I was not aware that a proxy is needed for docker images (I assume there is a reason why they do that). This of course raises the question about required capacity. I could imagine this is quickly going into some 100GBs?

svrnm avatar Aug 13 '24 13:08 svrnm

This of course raises the question about required capacity

They have a page explaining that, but it's related to how auth works for Docker's registry.

When a user requests a Docker container image through Scarf, Scarf simply issues a redirect response, pointing to whichever hosting provider you've configured for your container. Certain container runtimes do not handle redirects appropriately during authentication (which is required even for anonymous pulls), and, in those cases, Scarf will proxy the request to the host instead of redirecting.

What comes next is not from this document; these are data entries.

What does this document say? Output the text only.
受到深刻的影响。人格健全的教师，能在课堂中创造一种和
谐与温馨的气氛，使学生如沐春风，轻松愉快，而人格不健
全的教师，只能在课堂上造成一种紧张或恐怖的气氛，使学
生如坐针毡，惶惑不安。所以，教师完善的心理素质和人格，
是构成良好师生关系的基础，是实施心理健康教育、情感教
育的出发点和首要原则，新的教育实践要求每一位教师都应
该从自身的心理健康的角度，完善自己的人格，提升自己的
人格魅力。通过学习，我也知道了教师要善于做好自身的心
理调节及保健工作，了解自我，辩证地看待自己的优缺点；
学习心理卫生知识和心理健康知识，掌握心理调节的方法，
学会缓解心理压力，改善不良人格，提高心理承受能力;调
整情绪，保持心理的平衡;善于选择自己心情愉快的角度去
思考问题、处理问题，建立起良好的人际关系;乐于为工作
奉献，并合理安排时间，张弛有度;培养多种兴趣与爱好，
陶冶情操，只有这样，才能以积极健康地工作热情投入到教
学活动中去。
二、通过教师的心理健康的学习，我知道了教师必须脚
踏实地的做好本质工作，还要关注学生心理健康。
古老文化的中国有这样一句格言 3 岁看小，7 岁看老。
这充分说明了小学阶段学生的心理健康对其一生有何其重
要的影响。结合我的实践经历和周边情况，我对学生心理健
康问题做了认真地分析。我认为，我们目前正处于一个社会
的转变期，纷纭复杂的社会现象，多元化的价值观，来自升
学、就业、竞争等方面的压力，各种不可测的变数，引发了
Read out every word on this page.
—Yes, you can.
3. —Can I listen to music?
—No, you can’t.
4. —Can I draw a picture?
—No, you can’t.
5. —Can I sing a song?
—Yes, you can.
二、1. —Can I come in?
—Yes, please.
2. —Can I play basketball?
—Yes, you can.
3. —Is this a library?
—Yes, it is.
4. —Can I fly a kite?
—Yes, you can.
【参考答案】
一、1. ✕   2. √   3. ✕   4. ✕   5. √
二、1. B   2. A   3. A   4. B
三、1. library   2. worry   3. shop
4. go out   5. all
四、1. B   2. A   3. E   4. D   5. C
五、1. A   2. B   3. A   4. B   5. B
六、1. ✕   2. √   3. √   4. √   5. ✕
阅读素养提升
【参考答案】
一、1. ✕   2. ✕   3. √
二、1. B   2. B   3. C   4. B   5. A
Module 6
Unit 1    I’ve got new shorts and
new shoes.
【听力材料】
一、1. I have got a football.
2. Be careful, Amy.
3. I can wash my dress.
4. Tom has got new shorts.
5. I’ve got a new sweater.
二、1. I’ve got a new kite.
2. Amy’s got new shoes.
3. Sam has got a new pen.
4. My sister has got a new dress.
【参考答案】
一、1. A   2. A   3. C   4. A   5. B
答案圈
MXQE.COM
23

https://docs.scarf.sh/gateway/#how-it-works

jpkrohling avatar Aug 13 '24 14:08 jpkrohling

This of course raises the question about required capacity

They have a page explaining that, but it's related to how auth works for Docker's registry.

When a user requests a Docker container image through Scarf, Scarf simply issues a redirect response, pointing to whichever hosting provider you've configured for your container. Certain container runtimes do not handle redirects appropriately during authentication (which is required even for anonymous pulls), and, in those cases, Scarf will proxy the request to the host instead of redirecting.

This is the one compelling reason for scarf, they figured that part out and probably also make sure that this works with registries across the board, while this would be our own responsibility if we go through hugo+netlify.

svrnm avatar Aug 14 '24 12:08 svrnm